Technologically, the emergence of free streaming services. And structurally, the commitment of the publishers, the regionalization of competitions, and the consolidation of players and competitions that are taking the industry to levels of popularity and social and economic progression never reached before.

Will it be today’s millennials who will lead the management of the esports industry in the future?

By definition, in the long term, millennials will end up leading all industries, and I think esports will be one of the first in which we will see a mix of company directors and CEOs from a previous generation and digital natives who have been raised with this new form of entertainment. It is already the case with the main Silicon Valley companies, where those who not long ago were at university have created the social network ecosystem that is currently so present in our society.

From your experience, what kind of professionals does the esports sector need in order to consolidate?

The sector needs more and more professionals as the environment and the number of players grow and, therefore, their needs also grow. Esports teams require players, coaches, but also physical trainers and psychologists. Equally, to maintain this growth, the sector needs experts in communication and marketing with knowledge and experience in the industry that will boost its visibility and expansion in the most efficient way possible. These communicators are also a great attraction as presenters or commentators of esports or ‘caster’ competitions, as they are called in this sector. And, of course, as the market and the demand for new video games grow, technical programming professionals and artists that will be responsible for the design, music and even the dubbing of these video games.

“To maintain this growth, the sector needs experts in communication and marketing with knowledge and experience in the industry that will boost its visibility and expansion in the most enable viewing and dissemination in the most efficient way possible.”

What is the big legal challenge that the esports industry will have to face in the future?

Currently, the esports sector operates under a legal system that does not fit its needs. It is essential to define from the labor point of view the relationship between the players and their teams, since it is presently a tricky area.

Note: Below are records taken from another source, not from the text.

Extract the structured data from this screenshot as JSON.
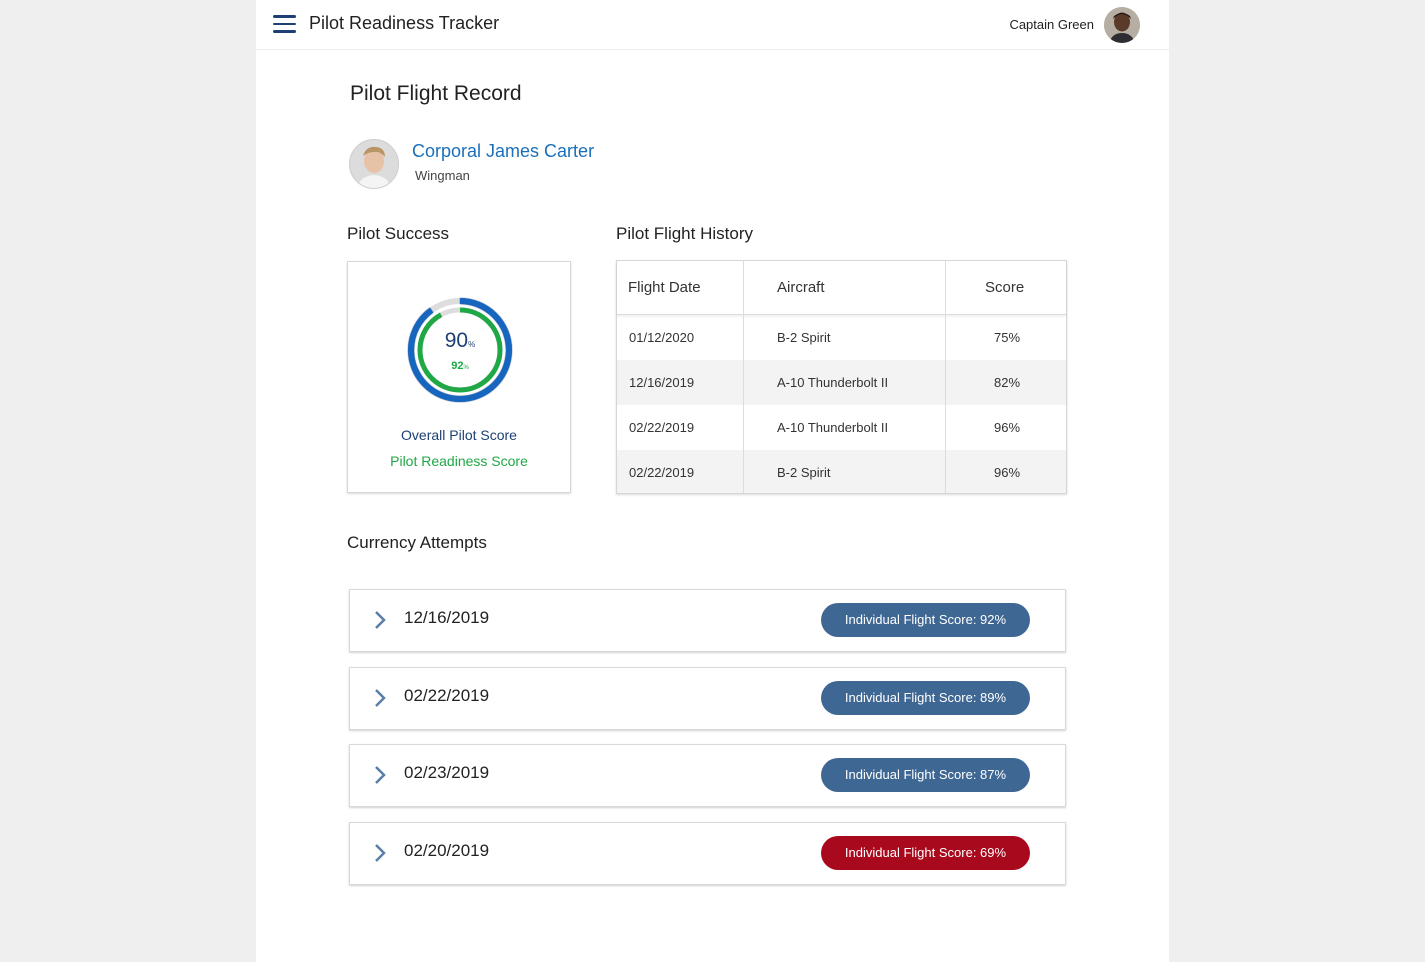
{
  "header": {
    "app_title": "Pilot Readiness Tracker",
    "user_name": "Captain Green"
  },
  "record": {
    "title": "Pilot Flight Record",
    "pilot_name": "Corporal James Carter",
    "pilot_role": "Wingman"
  },
  "success": {
    "title": "Pilot Success",
    "overall_value": "90",
    "overall_unit": "%",
    "readiness_value": "92",
    "readiness_unit": "%",
    "overall_label": "Overall Pilot Score",
    "readiness_label": "Pilot Readiness Score",
    "overall_fraction": 0.9,
    "readiness_fraction": 0.92,
    "colors": {
      "overall": "#1d3f74",
      "overall_ring": "#1666c0",
      "readiness": "#1fa845",
      "track": "#dddddd"
    }
  },
  "history": {
    "title": "Pilot Flight History",
    "columns": [
      "Flight Date",
      "Aircraft",
      "Score"
    ],
    "rows": [
      [
        "01/12/2020",
        "B-2 Spirit",
        "75%"
      ],
      [
        "12/16/2019",
        "A-10 Thunderbolt II",
        "82%"
      ],
      [
        "02/22/2019",
        "A-10 Thunderbolt II",
        "96%"
      ],
      [
        "02/22/2019",
        "B-2 Spirit",
        "96%"
      ]
    ]
  },
  "currency": {
    "title": "Currency Attempts",
    "attempts": [
      {
        "date": "12/16/2019",
        "score_label": "Individual Flight Score: 92%",
        "color": "#3f6793"
      },
      {
        "date": "02/22/2019",
        "score_label": "Individual Flight Score: 89%",
        "color": "#3f6793"
      },
      {
        "date": "02/23/2019",
        "score_label": "Individual Flight Score: 87%",
        "color": "#3f6793"
      },
      {
        "date": "02/20/2019",
        "score_label": "Individual Flight Score: 69%",
        "color": "#a8091c"
      }
    ]
  }
}
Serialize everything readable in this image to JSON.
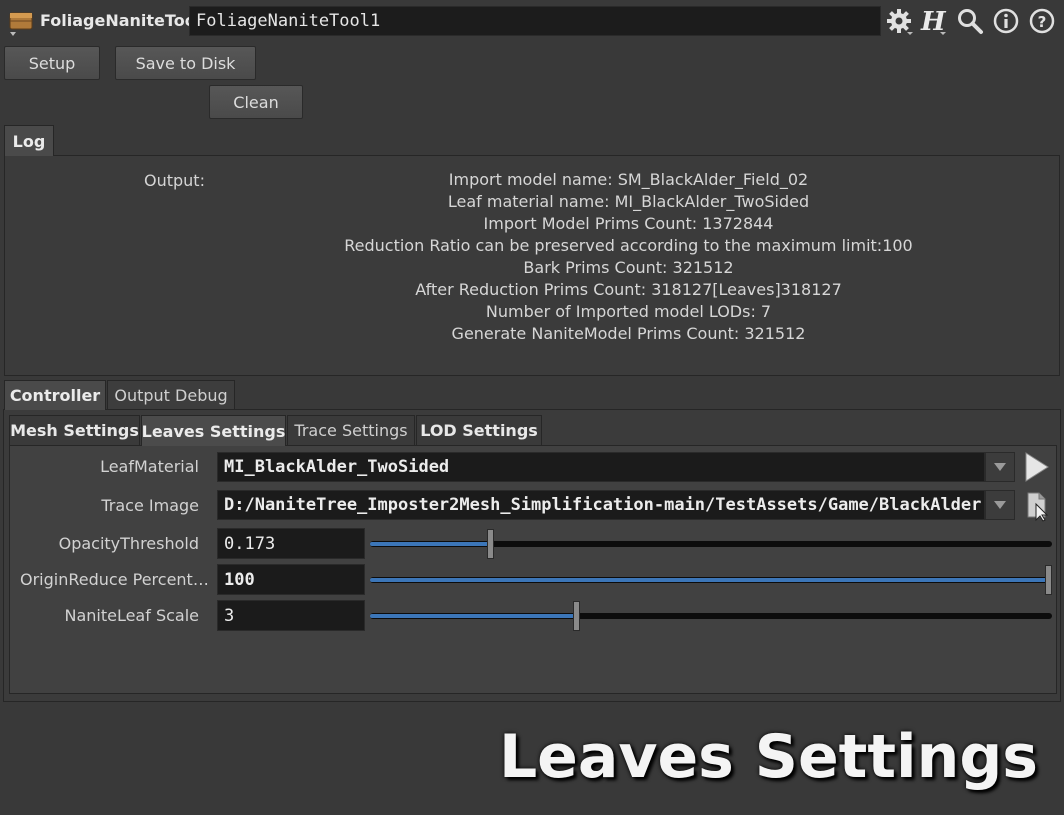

On the other hand, the management of intellectual property rights, which is in the hands of the publishers (video game owners) and championship promoters, could be a conflictive issue in the medium to long term if it is not very well defined.

How do you think football clubs should use the popularity of esports to their advantage?

Currently, many football clubs have created a small esports division, but they must trust more in this sector and embrace its peculiarities without being suspicious of its nature, and not bet exclusively on the video games associated with football, but understand that it is a separate division with its own fans. If traditional clubs create these divisions only as a way to attract the youngest ones to their main activity it will be difficult for them to achieve success in the esports sector.

“The growth of the sector will be related to the creation of new video games and VR and AR platforms”

What are the future trends? Where will the sector grow?

In my opinion, the sector is growing quite sustainably and quite cautiously, despite the figures and predictions of those who think that it is just a bubble. The most important thing is that the publishers see esports as an interesting area to boost the development of their business and want to take advantage of it, since without them and their drive it will remain stagnant. As for the growth paths of the sector, I believe that its evolution will be related to the creation of new video games and virtual reality (VR) and augmented reality (AR) platforms.